El
pequeño Jorge Luis le tenía terror a los espejos. Entonces lo llamaban Georgie
y tenía pesadillas: soñaba con laberintos, tigres y, claro, espejos. Adosado al
gran ropero estilo siglo XIX que estaba en su dormitorio había uno grande donde
se reflejaba su imagen cuando estaba acostado sobre la cama. La noches de su
niñez fueron un solo temor: quedarse solo con aquella enorme superficie
metálica en la que veía desaparecer su propia imagen al apagarse las luces. Era
durante esas noches cuando las metáforas de la muerte le asaltaban. El miedo al
espejo se agrandaba por no poder mirar qué era lo que allí se reflejaba en la
oscuridad. Y salía de una pesadilla a otra como de un sueño en un sueño, cuando
se levantaba, sudoroso y temblando para encontrarse con la oscura brillantez de
aquel ropero, reflejando una perspectiva que no podía ver.

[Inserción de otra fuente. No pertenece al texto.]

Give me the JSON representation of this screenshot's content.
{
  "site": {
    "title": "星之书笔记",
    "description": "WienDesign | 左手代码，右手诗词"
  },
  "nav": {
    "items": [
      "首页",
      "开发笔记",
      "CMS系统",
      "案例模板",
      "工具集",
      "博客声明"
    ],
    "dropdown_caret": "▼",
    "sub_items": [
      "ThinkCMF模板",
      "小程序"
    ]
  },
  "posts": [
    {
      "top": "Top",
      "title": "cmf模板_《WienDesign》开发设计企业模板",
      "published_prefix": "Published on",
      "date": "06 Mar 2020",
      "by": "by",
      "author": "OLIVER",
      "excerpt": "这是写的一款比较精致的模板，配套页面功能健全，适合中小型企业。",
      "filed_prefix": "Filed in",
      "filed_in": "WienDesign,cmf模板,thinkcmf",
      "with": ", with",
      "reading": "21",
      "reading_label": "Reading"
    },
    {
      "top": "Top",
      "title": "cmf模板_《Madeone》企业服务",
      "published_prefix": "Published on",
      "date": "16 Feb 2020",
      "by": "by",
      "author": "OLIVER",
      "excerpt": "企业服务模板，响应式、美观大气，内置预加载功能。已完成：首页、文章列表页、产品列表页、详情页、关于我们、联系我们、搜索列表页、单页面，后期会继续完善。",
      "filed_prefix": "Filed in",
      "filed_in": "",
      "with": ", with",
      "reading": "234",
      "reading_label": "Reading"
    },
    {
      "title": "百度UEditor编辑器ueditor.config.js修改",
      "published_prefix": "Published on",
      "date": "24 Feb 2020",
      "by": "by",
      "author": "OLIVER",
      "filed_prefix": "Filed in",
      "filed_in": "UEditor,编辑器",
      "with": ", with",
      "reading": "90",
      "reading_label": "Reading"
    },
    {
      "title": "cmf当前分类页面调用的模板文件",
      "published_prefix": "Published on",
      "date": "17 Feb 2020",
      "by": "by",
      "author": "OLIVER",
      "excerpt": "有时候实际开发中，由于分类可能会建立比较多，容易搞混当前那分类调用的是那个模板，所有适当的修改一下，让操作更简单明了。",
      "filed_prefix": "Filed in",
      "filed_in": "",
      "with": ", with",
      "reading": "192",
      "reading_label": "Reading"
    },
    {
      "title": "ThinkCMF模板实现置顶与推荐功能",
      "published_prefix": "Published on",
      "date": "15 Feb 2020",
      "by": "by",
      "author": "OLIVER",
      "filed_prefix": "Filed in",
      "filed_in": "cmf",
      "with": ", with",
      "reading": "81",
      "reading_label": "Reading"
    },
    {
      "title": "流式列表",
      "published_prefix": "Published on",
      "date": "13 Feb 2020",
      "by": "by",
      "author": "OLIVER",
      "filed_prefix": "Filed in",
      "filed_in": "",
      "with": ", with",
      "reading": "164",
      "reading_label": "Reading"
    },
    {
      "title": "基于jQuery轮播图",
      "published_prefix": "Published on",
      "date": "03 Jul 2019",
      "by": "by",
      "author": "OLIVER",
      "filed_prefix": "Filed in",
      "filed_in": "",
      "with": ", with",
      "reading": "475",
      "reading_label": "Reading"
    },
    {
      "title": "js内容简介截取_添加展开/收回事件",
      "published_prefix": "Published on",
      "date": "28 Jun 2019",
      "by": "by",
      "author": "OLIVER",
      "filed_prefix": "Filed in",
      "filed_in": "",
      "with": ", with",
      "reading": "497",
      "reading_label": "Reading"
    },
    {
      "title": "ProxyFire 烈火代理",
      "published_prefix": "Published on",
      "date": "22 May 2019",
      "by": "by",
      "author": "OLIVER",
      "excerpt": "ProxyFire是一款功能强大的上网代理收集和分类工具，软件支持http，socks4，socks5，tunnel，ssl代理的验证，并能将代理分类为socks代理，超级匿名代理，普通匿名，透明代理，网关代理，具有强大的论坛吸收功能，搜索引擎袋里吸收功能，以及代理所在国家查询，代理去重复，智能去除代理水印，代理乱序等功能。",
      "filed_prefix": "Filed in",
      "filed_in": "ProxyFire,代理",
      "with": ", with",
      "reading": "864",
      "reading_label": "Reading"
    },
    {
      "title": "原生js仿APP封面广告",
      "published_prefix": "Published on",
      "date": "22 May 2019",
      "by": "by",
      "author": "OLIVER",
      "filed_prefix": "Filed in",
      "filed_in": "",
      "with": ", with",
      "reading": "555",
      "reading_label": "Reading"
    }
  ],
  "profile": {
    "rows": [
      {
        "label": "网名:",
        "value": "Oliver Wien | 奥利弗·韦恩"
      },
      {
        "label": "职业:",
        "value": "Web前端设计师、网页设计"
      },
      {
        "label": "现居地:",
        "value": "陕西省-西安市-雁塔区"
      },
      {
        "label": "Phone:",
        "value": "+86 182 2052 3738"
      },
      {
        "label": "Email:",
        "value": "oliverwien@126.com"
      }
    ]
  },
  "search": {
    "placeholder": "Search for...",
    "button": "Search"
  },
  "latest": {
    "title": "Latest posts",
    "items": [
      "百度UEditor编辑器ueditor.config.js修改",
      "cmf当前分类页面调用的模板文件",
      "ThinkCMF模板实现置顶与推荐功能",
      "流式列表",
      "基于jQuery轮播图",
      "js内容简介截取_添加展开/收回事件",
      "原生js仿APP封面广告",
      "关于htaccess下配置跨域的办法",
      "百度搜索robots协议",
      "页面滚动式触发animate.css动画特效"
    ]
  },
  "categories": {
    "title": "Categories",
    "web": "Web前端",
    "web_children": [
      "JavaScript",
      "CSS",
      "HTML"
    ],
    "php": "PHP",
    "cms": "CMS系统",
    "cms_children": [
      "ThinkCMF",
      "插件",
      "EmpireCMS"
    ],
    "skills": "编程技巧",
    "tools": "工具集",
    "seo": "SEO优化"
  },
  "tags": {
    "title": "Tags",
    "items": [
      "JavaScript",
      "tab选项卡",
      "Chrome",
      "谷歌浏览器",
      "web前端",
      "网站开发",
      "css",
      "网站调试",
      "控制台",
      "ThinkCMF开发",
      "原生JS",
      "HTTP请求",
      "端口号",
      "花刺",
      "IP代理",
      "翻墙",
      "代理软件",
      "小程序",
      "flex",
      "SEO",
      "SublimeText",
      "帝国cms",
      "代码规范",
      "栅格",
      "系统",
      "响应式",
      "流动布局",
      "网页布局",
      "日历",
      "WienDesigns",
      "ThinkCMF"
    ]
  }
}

Quizá fue en aquellos momentos
de pánico cuando el futuro Jorge Luis Borges comenzó a fraguar la obra que lo
convirtió en un autor universal. Porque, aunque “le diera por pensar” –para
usar una construcción verbal a imagen de
su estilo– que los espejos eran asuntos medio demoníacos, no podía negar una
cualidad básica de estos objetos: multiplican a la persona, dándole atributos
de divinidad. Y, en lo que refleja, el espejo es también un simulacro del
mundo. Medio filósofo, medio asceta, a Borges no podía escapársele eso: la prolongación
que de este mundo imperfecto hace la literatura. Y he allí que Borges, para
llegar a ser Jorge Luis Borges e incluso “Borges y yo”, tuvo que verse
reflejado en sus miedos. Y multiplicarlos a través de su obra.